Flow pattern transition and destabilization mechanism of thermocapillary convection for low Prandtl number fluid in a deep annular pool with surface heat dissipation

In order to understand clearly the flow pattern transition and the destabilization mechanism of thermocapillary convection for low Prandtl number fluids in a deep annular pool with surface heat dissipation, we carried out a series of three-dimensional numerical simulations by using the finite volume method.
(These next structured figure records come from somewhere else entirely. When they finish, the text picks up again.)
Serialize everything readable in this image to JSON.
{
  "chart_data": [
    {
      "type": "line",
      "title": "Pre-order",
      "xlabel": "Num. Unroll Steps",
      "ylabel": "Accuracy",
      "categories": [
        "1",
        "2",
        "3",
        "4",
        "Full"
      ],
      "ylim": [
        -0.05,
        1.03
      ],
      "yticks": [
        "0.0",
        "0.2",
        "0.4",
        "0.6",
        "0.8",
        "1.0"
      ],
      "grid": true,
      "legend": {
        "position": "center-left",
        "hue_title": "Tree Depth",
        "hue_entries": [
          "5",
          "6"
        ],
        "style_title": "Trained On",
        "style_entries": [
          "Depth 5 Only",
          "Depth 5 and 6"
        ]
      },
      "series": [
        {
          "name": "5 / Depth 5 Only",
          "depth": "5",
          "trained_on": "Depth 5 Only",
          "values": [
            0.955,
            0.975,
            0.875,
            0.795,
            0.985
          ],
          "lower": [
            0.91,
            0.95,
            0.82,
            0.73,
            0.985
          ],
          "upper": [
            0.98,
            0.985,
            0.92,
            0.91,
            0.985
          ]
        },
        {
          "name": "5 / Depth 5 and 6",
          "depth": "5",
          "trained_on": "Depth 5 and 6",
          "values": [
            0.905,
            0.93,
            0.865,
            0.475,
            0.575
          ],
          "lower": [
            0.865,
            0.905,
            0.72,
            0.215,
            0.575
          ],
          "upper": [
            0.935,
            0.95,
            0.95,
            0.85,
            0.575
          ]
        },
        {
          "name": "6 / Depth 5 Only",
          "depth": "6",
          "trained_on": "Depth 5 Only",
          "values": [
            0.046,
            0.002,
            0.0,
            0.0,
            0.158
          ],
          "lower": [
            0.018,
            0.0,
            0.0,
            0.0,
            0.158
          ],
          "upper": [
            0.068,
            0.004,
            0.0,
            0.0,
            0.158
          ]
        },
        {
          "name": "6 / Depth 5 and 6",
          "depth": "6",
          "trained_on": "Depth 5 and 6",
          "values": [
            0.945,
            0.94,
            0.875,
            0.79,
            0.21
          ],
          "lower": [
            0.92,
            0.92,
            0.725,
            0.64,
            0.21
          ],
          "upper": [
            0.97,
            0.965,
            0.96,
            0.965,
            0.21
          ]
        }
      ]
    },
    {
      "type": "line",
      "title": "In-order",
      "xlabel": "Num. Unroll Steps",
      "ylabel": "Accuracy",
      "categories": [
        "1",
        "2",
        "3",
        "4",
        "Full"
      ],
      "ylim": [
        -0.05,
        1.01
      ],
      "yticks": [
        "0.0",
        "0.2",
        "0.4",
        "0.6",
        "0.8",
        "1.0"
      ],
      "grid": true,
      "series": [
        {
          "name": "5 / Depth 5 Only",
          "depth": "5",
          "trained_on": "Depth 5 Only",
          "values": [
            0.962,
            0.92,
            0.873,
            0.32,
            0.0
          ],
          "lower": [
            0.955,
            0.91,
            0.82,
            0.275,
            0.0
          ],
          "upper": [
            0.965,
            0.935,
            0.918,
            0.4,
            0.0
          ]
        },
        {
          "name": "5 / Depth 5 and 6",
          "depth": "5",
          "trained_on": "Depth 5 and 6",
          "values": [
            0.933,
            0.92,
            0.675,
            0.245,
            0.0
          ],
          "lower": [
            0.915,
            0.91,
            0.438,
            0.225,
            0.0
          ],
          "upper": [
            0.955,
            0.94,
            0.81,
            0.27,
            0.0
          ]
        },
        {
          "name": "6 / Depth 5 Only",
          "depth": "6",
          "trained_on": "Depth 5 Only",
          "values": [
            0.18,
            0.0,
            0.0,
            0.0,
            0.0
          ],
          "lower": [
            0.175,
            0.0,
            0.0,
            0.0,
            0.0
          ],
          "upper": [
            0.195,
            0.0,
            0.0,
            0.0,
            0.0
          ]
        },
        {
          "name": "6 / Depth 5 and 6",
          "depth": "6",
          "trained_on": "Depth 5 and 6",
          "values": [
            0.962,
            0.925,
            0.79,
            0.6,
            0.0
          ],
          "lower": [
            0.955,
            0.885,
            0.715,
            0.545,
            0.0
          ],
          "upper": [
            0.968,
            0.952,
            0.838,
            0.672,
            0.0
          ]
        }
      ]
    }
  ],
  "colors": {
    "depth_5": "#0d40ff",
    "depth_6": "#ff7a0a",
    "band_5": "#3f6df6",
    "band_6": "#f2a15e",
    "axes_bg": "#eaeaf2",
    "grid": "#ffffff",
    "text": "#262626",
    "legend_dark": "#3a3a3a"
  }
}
The radius ratio and the aspect ratio of an annular pool are respectively fixed at 0.5 and 1.0. Prandtl number of the working fluid is 0.011. Because the total heat dissipation coefficient on the free surface for low Prandtl fluids is small, Biot number is varied from 0 to 1.0. Results indicate that thermocapillary convection experiences the transitions from axisymmetric steady state flow into three-dimensional steady flow, and then into three-dimensional oscillation flow with the increase of Marangoni number. The critical Marangoni number of flow pattern transition decreases slightly with the increase of Biot number, and the maximum temperature and velocity fluctuations appear near the lower part of outer wall. The azimuthal temperature fluctuation on the free surface gradually shrinks to the inner wall, and the temperature fluctuation region decreases. However, it remains almost unchanged near the bottom of the annular pool, but the fluctuation amplitude increases.